Un Barça revu mais pas diminué : Flick veut dicter le rythme
À peine nommé, Hansi Flick redessine le visage du Barça. En dépit des absences majeures de Marc-André ter Stegen, Gavi ou encore Raphinha, l’Allemand opte pour une solution audacieuse. Exit Ter Stegen, place à l’expérimenté Wojciech Szczesny dans les buts – selon Sport, une décision stratégique visant à sécuriser une base plus stable en l’absence du portier allemand. En défense, les jeunes Pau Cubarsí et Eric Garcia formeront la charnière centrale, encadrés par Gerard Martín et Jules Koundé sur les ailes. Une arrière-garde mobile, conçue pour relancer rapidement et monter très haut sous pression.

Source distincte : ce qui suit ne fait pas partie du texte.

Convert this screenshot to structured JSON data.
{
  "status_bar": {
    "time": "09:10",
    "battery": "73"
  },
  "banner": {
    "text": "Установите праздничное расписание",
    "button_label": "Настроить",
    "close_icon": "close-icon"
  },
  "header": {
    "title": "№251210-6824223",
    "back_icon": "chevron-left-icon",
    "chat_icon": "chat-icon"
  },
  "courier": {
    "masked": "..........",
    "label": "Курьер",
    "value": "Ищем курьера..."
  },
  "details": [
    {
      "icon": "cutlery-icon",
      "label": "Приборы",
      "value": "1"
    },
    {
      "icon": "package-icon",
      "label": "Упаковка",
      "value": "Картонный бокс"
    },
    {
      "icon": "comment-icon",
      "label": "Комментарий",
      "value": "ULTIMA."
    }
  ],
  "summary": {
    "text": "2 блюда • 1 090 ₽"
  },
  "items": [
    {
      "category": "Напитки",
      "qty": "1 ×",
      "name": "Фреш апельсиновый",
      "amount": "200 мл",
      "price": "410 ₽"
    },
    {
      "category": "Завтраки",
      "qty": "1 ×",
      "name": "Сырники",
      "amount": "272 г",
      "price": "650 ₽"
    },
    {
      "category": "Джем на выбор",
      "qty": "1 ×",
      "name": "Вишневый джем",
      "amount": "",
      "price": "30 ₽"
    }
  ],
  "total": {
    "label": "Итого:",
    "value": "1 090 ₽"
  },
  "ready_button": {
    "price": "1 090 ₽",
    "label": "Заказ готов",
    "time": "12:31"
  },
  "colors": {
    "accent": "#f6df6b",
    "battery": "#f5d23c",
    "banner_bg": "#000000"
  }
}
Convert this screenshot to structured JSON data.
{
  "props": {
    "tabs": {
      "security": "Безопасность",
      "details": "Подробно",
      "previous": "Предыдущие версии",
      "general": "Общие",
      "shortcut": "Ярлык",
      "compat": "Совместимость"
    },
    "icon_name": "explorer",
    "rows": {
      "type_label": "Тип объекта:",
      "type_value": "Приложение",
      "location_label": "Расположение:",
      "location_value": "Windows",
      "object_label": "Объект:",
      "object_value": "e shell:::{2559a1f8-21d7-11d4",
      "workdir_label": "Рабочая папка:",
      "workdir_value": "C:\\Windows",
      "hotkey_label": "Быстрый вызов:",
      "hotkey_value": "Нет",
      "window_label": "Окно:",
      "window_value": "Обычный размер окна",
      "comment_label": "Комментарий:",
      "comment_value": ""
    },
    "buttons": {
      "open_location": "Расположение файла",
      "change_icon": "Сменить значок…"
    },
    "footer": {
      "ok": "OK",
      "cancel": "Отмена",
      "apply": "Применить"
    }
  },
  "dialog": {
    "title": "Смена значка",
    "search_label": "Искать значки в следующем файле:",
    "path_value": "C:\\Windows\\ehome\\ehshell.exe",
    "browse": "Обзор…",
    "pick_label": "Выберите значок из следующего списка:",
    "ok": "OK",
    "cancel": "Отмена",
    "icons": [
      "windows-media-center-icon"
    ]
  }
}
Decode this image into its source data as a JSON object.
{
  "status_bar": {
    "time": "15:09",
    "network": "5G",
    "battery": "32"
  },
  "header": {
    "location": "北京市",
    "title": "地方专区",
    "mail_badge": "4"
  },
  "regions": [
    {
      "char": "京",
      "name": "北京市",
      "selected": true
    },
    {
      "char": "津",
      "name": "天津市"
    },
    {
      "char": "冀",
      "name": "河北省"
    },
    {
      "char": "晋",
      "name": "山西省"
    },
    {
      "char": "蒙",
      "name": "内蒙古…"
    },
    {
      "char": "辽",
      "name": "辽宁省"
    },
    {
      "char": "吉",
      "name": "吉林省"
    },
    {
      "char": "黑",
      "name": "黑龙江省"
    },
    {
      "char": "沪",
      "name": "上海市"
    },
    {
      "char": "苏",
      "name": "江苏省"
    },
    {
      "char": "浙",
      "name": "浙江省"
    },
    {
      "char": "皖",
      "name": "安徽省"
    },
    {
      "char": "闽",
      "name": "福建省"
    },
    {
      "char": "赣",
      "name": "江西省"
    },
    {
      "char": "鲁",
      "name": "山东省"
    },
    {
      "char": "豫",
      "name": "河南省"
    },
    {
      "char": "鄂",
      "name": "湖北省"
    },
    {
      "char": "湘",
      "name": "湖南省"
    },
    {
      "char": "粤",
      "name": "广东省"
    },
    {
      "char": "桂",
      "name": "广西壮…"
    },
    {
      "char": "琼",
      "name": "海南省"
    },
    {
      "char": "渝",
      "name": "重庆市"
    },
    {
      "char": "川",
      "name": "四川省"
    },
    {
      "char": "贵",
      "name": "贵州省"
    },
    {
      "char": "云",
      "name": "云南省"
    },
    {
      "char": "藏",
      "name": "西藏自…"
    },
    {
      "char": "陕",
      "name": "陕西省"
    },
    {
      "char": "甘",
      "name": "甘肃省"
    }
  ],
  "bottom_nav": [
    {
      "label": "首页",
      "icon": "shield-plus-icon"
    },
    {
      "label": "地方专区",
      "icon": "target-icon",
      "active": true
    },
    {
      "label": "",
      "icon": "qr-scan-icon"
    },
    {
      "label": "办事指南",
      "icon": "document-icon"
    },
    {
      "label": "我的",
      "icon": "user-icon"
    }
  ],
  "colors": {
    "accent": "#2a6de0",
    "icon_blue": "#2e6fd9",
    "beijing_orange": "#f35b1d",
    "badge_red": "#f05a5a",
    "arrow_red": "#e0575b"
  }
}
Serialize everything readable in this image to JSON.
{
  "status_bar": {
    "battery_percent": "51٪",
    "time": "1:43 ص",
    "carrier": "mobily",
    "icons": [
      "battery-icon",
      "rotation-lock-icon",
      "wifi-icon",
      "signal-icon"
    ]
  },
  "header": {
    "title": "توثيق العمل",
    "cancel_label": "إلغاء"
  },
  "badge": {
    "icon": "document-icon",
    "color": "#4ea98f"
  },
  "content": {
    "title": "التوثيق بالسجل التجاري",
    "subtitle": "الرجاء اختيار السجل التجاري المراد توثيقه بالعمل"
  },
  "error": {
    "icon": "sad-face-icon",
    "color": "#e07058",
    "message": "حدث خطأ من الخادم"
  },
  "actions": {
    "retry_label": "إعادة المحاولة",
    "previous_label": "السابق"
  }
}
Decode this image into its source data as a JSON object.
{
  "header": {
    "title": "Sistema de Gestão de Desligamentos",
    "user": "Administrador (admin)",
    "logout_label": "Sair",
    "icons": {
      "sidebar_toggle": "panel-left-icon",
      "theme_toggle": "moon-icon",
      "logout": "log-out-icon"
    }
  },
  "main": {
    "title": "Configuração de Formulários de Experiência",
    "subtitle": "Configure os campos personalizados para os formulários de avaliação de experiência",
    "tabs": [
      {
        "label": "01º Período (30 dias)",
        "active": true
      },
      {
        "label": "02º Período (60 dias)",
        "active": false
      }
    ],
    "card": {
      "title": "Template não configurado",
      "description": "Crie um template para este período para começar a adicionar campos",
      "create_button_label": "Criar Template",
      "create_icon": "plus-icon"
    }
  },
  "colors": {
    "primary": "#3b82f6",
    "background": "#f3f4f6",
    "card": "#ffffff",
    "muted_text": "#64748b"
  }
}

Au milieu, c’est la paire Pedri – Frenkie de Jong qui aura la lourde mission de tenir la baraque face à un entrejeu parisien technique mais parfois perméable à la pression constante. Devant eux, Dani Olmo servira de lien offensif dans un rôle libre, tandis que les flèches Lamine Yamal et Marcus Rashford chercheront à étirer la défense parisienne. Une configuration offensive ambitieuse, mais dont le vrai moteur se situe ailleurs.
Flick mise tout sur un pressing d’enfer pour étouffer le PSG
Plus qu’un style, c’est une fusillade tactique que prépare Flick. Le choix fort ? Ferran Torres en pointe à la place de Lewandowski. Objectif : un attaquant vif, harceleur, capable de fermer les lignes de passe et de relancer la première vague de pressing dès la perte du ballon. Car le pressing tout-terrain est le cœur de sa stratégie, pensée pour désorganiser le PSG dès l’entame de match.
Ce n’est pas un hasard si Flick a brillé avec la Mannschaft par sa capacité à étouffer la relance adverse – un plan directement transposé ici : agresser la base de la construction parisienne, notamment Vitinha ou Fabián Ruiz, et forcer Gianluigi Donnarumma à allonger sous la contrainte. Chaque perte de balle parisienne devra devenir une transition rapide pour un Barça prêt à faire mal dans les 20 dernières mètres.
En face, Luis Enrique devra composer avec une équipe affaiblie. Ousmane Dembélé, Marquinhos et Warren Zaïre-Emery (incertains), sans parler de l’absence prolongée de Kvaratskhelia, rendent les options limitées. L’Espagnol devra donc s’appuyer sur son collectif, mais le Camp Nou temporaire de Montjuïc s’annonce hostile et intense.
Le rapport de force est clair : Flick veut faire subir le match au PSG, transformer chaque possession en piège tactique. Luis Enrique, maître du jeu de position, saura-t-il transformer cette pression en opportunité ? Réponse dès mercredi, pour ce qui s’annonce déjà comme une bataille stratégique majeure.